I presented my paper on public intellectuals and the blogosphere earlier today, and received some very useful feedback.

One particularly interesting point in response to my paper is that while my paper focused on bloggers as public intellectuals, it might be the case that bloggers serve an even greater good by engaging in quality control of other public intellectuals. In Public Intellectuals: A Study of Decline, Richard Posner argued that one reason for the decline was that increased demand for pontificators was not matched by any market discipline for poor quality. Even if public intellectuals and pundit royally screw up, the public is sufficiently disinterested and disengaged for it not to matter.

To some extent, blogs and YouTube are changing this. Consider the following as a test case. Here's a YouTube clip currently making the rounds of conservative radio host Kevin James on Hardball:

Now if James had been that stupid and only those watching MSNBC live had caught it, I'm not sure it would have mattered all that much. Given the proliferation of this clip on the blogs, however, it can have two effects.
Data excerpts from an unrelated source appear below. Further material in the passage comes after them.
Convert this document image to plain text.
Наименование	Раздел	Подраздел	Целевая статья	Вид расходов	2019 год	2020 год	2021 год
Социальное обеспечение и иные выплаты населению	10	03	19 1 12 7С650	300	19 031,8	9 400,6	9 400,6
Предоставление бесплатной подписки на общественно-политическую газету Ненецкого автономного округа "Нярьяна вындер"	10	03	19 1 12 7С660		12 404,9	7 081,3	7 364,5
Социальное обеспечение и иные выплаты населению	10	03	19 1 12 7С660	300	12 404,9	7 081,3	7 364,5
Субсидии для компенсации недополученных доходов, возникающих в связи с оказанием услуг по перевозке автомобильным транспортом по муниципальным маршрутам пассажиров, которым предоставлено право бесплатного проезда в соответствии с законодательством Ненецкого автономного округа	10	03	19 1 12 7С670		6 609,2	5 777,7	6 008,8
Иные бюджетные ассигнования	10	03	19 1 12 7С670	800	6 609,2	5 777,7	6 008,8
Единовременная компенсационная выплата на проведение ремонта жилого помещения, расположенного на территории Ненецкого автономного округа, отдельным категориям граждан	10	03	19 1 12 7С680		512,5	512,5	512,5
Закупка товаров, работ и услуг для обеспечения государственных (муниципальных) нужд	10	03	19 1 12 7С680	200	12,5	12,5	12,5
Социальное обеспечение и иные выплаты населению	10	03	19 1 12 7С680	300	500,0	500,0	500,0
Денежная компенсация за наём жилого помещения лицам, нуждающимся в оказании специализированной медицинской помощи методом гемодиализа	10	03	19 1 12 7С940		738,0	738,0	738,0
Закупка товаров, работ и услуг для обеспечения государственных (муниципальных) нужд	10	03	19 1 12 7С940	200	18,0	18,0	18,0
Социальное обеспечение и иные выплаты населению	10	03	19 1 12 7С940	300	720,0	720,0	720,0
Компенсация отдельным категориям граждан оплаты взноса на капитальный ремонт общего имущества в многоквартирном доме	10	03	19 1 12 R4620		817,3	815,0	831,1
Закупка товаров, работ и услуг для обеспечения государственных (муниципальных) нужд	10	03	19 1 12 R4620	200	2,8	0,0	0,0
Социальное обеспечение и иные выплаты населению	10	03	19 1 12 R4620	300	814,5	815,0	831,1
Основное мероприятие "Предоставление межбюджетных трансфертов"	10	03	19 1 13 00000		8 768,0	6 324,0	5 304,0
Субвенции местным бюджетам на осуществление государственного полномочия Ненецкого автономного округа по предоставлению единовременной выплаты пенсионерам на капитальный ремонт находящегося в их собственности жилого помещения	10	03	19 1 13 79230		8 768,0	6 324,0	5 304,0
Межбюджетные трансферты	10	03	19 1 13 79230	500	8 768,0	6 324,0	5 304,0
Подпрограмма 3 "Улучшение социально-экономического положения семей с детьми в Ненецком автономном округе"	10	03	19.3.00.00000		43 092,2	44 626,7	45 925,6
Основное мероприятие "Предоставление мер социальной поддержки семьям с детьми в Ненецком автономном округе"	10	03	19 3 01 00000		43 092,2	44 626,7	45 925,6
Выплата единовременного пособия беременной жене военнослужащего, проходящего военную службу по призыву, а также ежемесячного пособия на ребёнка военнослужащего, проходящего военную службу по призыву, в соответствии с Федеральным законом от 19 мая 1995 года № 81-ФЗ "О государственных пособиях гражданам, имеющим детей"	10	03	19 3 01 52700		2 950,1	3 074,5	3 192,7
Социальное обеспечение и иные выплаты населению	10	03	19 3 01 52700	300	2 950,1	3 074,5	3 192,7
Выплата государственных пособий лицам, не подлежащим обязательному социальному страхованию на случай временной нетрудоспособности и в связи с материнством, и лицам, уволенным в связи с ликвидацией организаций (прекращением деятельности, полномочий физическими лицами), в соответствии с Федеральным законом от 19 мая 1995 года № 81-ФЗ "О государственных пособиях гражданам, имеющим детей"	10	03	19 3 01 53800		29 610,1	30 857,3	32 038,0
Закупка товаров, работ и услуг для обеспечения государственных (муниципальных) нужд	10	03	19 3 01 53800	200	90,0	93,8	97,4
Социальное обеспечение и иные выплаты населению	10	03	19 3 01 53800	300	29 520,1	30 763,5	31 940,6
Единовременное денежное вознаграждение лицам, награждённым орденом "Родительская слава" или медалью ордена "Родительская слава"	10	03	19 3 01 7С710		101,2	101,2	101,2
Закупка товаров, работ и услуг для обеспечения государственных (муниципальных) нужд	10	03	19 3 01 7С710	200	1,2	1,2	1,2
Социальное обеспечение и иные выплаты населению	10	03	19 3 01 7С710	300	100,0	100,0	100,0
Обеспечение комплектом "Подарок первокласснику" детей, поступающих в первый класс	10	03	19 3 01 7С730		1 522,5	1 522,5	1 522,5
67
First, that many more people see James acting like an ill-informed boob. Which means that the odds of him getting booked on prestige shows shrinks.

Second, as much as Hardball's producers like the proliferation of the clip, I'm not sure how many of these they want to see cropping up. As Josh Patashnik points out on The Plank:

[I]t's not like this reflects very well on Chris Matthews, either. Why is he inviting such an obnoxious moron onto his show? There are plenty of people who could represent the conservative position here with some intelligence and class. Why not try to schedule them?
See Michael Brendan Dougherty for a kindred argument.

Of course, if James is asked back onto Hardball or other similar venues after this episode, then I'm wrong.